The effort included employing their massive purchasing power to help develop a network of green, local worker-owned cooperative businesses to supply the area's large nonprofits. Taxpayer funds supporting Cleveland's nonprofit hospitals now do double duty by helping to underpin a broader community-building agenda, creating jobs and companies that -- unlike corporations that come and go -- will remain rooted in the local economy.
Among the cooperatively owned businesses are an ecologically advanced, commercial-scale laundry capable of handling 10 million pounds of health-care linen a year; a solar company that installs panels for the city's largest nonprofit health, education, and municipal buildings; and the largest urban greenhouse in the United States, one capable of producing 3 million heads of lettuce and 300,000 pounds of herbs a year.

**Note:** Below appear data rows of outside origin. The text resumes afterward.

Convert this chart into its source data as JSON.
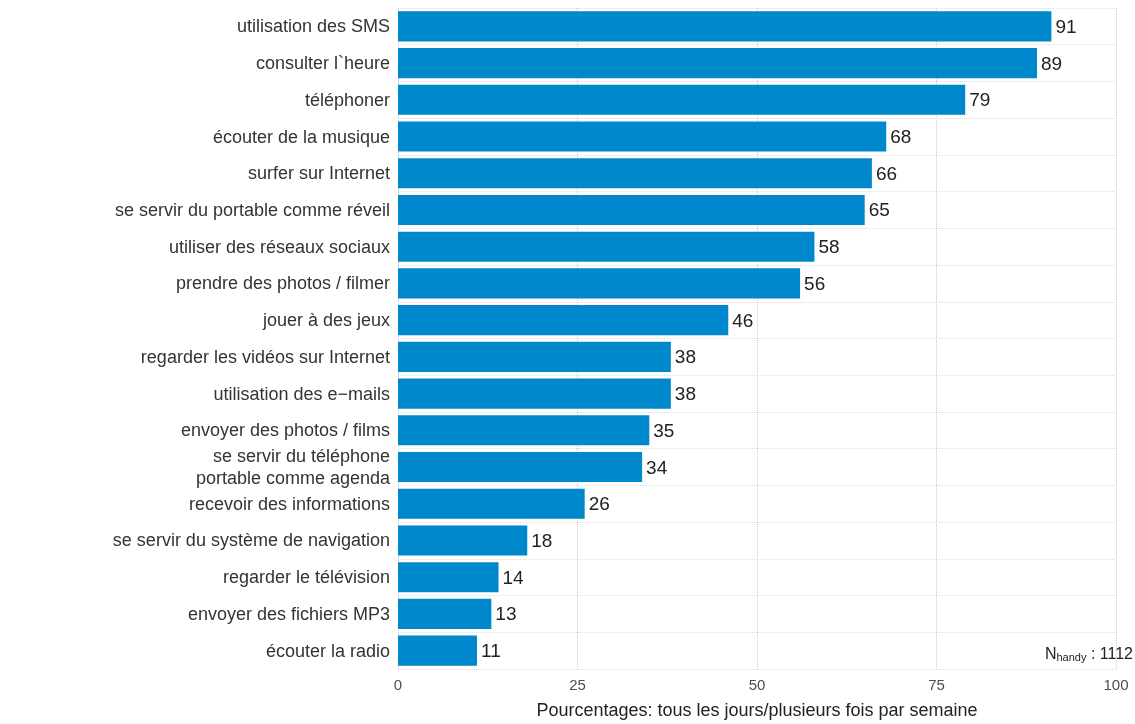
{
  "chart_data": {
    "type": "bar",
    "orientation": "horizontal",
    "xlabel": "Pourcentages: tous les jours/plusieurs fois par semaine",
    "categories": [
      "utilisation des SMS",
      "consulter l`heure",
      "téléphoner",
      "écouter de la musique",
      "surfer sur Internet",
      "se servir du portable comme réveil",
      "utiliser des réseaux sociaux",
      "prendre des photos / filmer",
      "jouer à des jeux",
      "regarder les vidéos sur Internet",
      "utilisation des e−mails",
      "envoyer des photos / films",
      "se servir du téléphone\nportable comme agenda",
      "recevoir des informations",
      "se servir du système de navigation",
      "regarder le télévision",
      "envoyer des fichiers MP3",
      "écouter la radio"
    ],
    "values": [
      91,
      89,
      79,
      68,
      66,
      65,
      58,
      56,
      46,
      38,
      38,
      35,
      34,
      26,
      18,
      14,
      13,
      11
    ],
    "color": "#0088cc",
    "data_labels": true,
    "xlim": [
      0,
      100
    ],
    "xticks": [
      0,
      25,
      50,
      75,
      100
    ],
    "grid": true,
    "annotations": [
      "N$_{handy}$ : 1112"
    ]
  }
}
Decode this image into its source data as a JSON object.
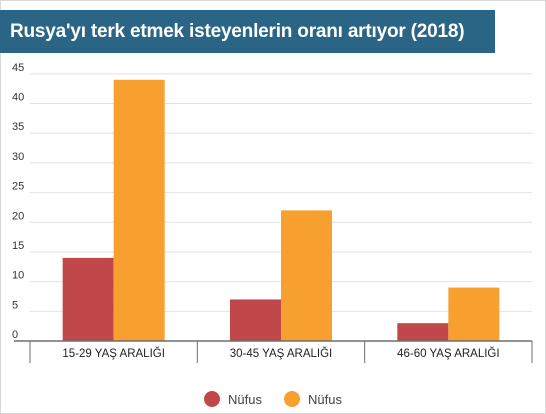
{
  "title": "Rusya'yı terk etmek isteyenlerin oranı artıyor (2018)",
  "colors": {
    "banner": "#2a6585",
    "series_red": "#c0474a",
    "series_orange": "#f7a030",
    "grid": "#e2e2e2",
    "axis": "#6e6e6e",
    "tick_text": "#333333"
  },
  "chart_data": {
    "type": "bar",
    "title": "Rusya'yı terk etmek isteyenlerin oranı artıyor (2018)",
    "categories": [
      "15-29 YAŞ ARALIĞI",
      "30-45 YAŞ ARALIĞI",
      "46-60 YAŞ ARALIĞI"
    ],
    "series": [
      {
        "name": "Nüfus",
        "color": "#c0474a",
        "values": [
          14,
          7,
          3
        ]
      },
      {
        "name": "Nüfus",
        "color": "#f7a030",
        "values": [
          44,
          22,
          9
        ]
      }
    ],
    "yticks": [
      0,
      5,
      10,
      15,
      20,
      25,
      30,
      35,
      40,
      45
    ],
    "ylim": [
      0,
      47
    ],
    "xlabel": "",
    "ylabel": "",
    "grid": true,
    "legend_position": "bottom"
  },
  "legend": [
    {
      "label": "Nüfus",
      "color": "#c0474a"
    },
    {
      "label": "Nüfus",
      "color": "#f7a030"
    }
  ]
}
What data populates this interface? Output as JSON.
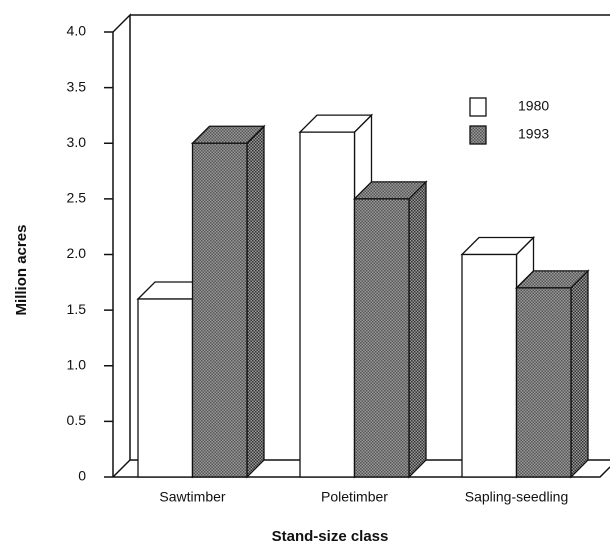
{
  "chart_data": {
    "type": "bar3d",
    "y_label": "Million acres",
    "x_label": "Stand-size class",
    "categories": [
      "Sawtimber",
      "Poletimber",
      "Sapling-seedling"
    ],
    "series": [
      {
        "name": "1980",
        "color": "#ffffff",
        "values": [
          1.6,
          3.1,
          2.0
        ]
      },
      {
        "name": "1993",
        "color": "#9a9a9a",
        "values": [
          3.0,
          2.5,
          1.7
        ]
      }
    ],
    "ylim": [
      0,
      4
    ],
    "yticks": [
      0,
      0.5,
      {
        "value": 1,
        "label": "1.0"
      },
      1.5,
      {
        "value": 2,
        "label": "2.0"
      },
      2.5,
      {
        "value": 3,
        "label": "3.0"
      },
      3.5,
      {
        "value": 4,
        "label": "4.0"
      }
    ],
    "legend": "upper right"
  }
}
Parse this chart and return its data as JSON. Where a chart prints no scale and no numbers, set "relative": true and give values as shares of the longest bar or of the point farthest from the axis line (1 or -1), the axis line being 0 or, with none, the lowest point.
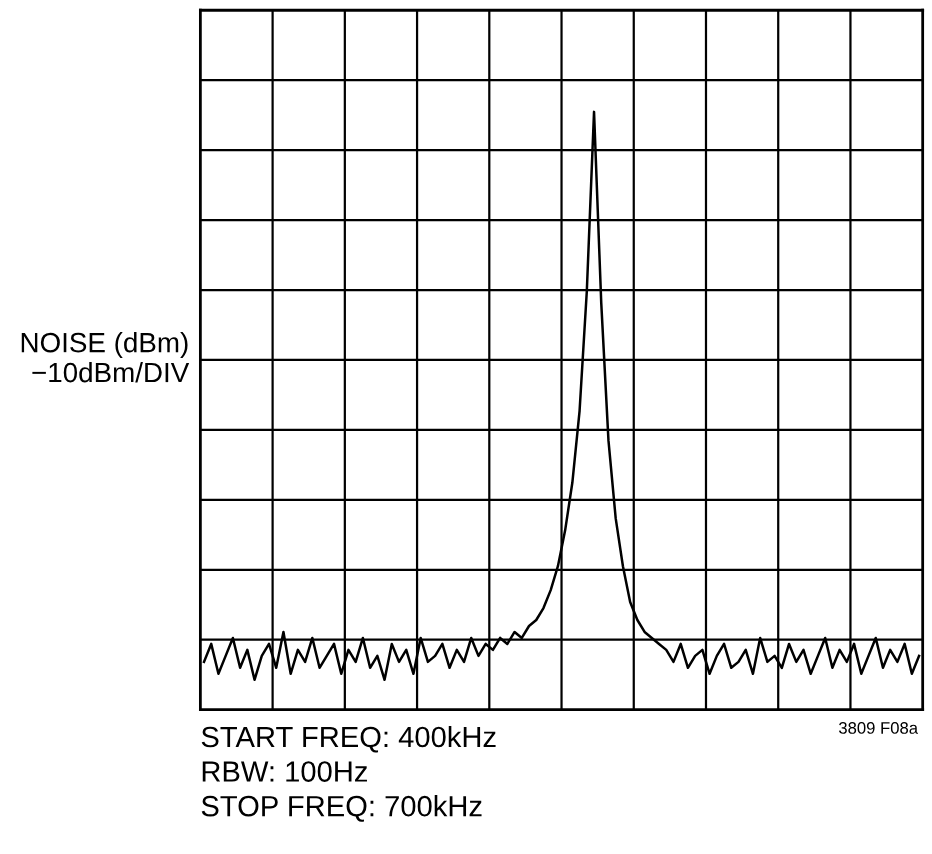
{
  "chart_data": {
    "type": "line",
    "relative": true,
    "grid": true,
    "color": "#000000",
    "ylabel": "NOISE (dBm)\n−10dBm/DIV",
    "annotations": [
      "3809 F08a",
      "START FREQ: 400kHz\nRBW: 100Hz\nSTOP FREQ: 700kHz"
    ],
    "categories": [
      null,
      null,
      null,
      null,
      null,
      null,
      null,
      null,
      null,
      null,
      null,
      null,
      null,
      null,
      null,
      null,
      null,
      null,
      null,
      null,
      null,
      null,
      null,
      null,
      null,
      null,
      null,
      null,
      null,
      null,
      null,
      null,
      null,
      null,
      null,
      null,
      null,
      null,
      null,
      null,
      null,
      null,
      null,
      null,
      null,
      null,
      null,
      null,
      null,
      null,
      null,
      null,
      null,
      null,
      null,
      null,
      null,
      null,
      null,
      null,
      null,
      null,
      null,
      null,
      null,
      null,
      null,
      null,
      null,
      null,
      null,
      null,
      null,
      null,
      null,
      null,
      null,
      null,
      null,
      null,
      null,
      null,
      null,
      null,
      null,
      null,
      null,
      null,
      null,
      null,
      null,
      null,
      null,
      null,
      null,
      null,
      null,
      null,
      null,
      null
    ],
    "values": [
      0.08,
      0.11,
      0.06,
      0.09,
      0.12,
      0.07,
      0.1,
      0.05,
      0.09,
      0.11,
      0.07,
      0.13,
      0.06,
      0.1,
      0.08,
      0.12,
      0.07,
      0.09,
      0.11,
      0.06,
      0.1,
      0.08,
      0.12,
      0.07,
      0.09,
      0.05,
      0.11,
      0.08,
      0.1,
      0.06,
      0.12,
      0.08,
      0.09,
      0.11,
      0.07,
      0.1,
      0.08,
      0.12,
      0.09,
      0.11,
      0.1,
      0.12,
      0.11,
      0.13,
      0.12,
      0.14,
      0.15,
      0.17,
      0.2,
      0.24,
      0.3,
      0.38,
      0.5,
      0.7,
      1.0,
      0.68,
      0.45,
      0.32,
      0.24,
      0.18,
      0.15,
      0.13,
      0.12,
      0.11,
      0.1,
      0.08,
      0.11,
      0.07,
      0.09,
      0.1,
      0.06,
      0.09,
      0.11,
      0.07,
      0.08,
      0.1,
      0.06,
      0.12,
      0.08,
      0.09,
      0.07,
      0.11,
      0.08,
      0.1,
      0.06,
      0.09,
      0.12,
      0.07,
      0.1,
      0.08,
      0.11,
      0.06,
      0.09,
      0.12,
      0.07,
      0.1,
      0.08,
      0.11,
      0.06,
      0.09
    ]
  }
}
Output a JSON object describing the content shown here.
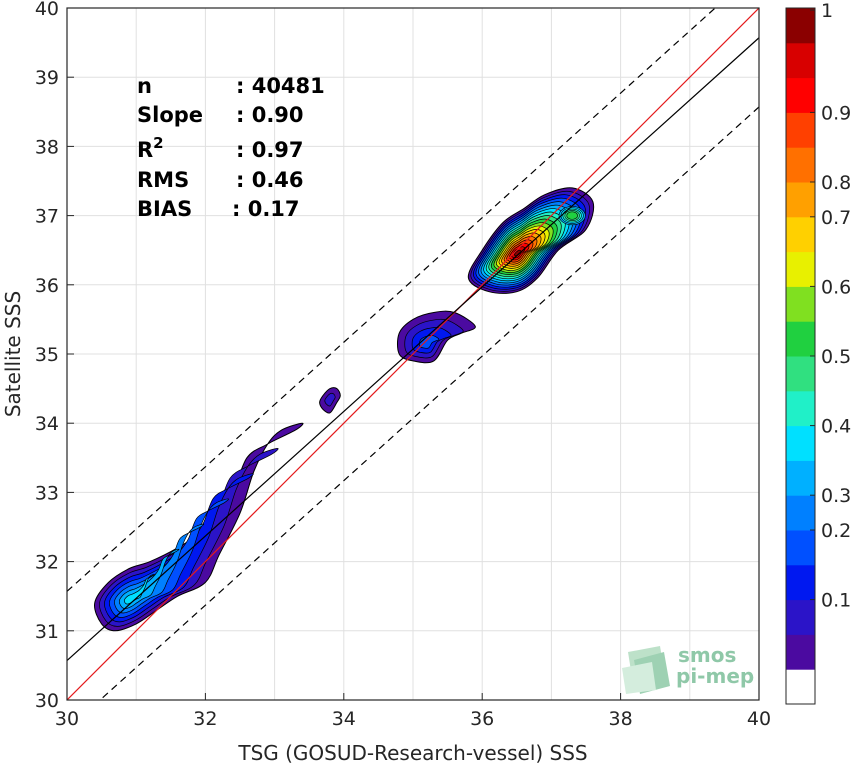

Each of these businesses also provides no-cost health insurance to employee-owners, improving health and building community at the same time. And more such efforts are in the planning stages. Hospitals and other "anchor institutions" spend $3 billion a year -- not counting salaries and construction -- in the 40,000-person urban Cleveland neighborhood where University Hospitals exists. (Hospitals in many other cities are considering strategies based on the Cleveland model, including Pittsburgh, Atlanta, and Washington, D.C.)
Indianapolis' Community Health Network suggests additional possibilities. In 1996, the hospital discovered that area residents judged that safe and clean streets were central to creating a healthy community. The hospital system completely refocused its community benefit program and over the past 15 years has developed a comprehensive program aimed not only at street cleanups and safety but at improving family economic and food security. Community Health Network has supported a community supported agriculture program, a new food cooperative, efforts to rehabilitate local housing, and a matched-savings account program to help residents build assets.
Baltimore's Bon Secours Health System provides still another powerful example. In the late 1990s, Bon Secours concluded that the leading community health priorities involved such nuts-and-bolts issues as getting rid of rats, cleaning up trash and providing affordable housing. Since then, Bon Secours, working in partnership with Southwest Baltimore residents, has developed more than 650 units of affordable housing and has cleaned up and converted more than 640 vacant lots into green spaces.
Pop culture lionizes the heroic doctor, saving patients through dramatic, last-minute surgery. This will always be a vital hospital role. But how many lives could be saved if hospitals were better at addressing the conditions that produce such health emergencies in the first place? The little-noticed Obamacare requirement may help us find out.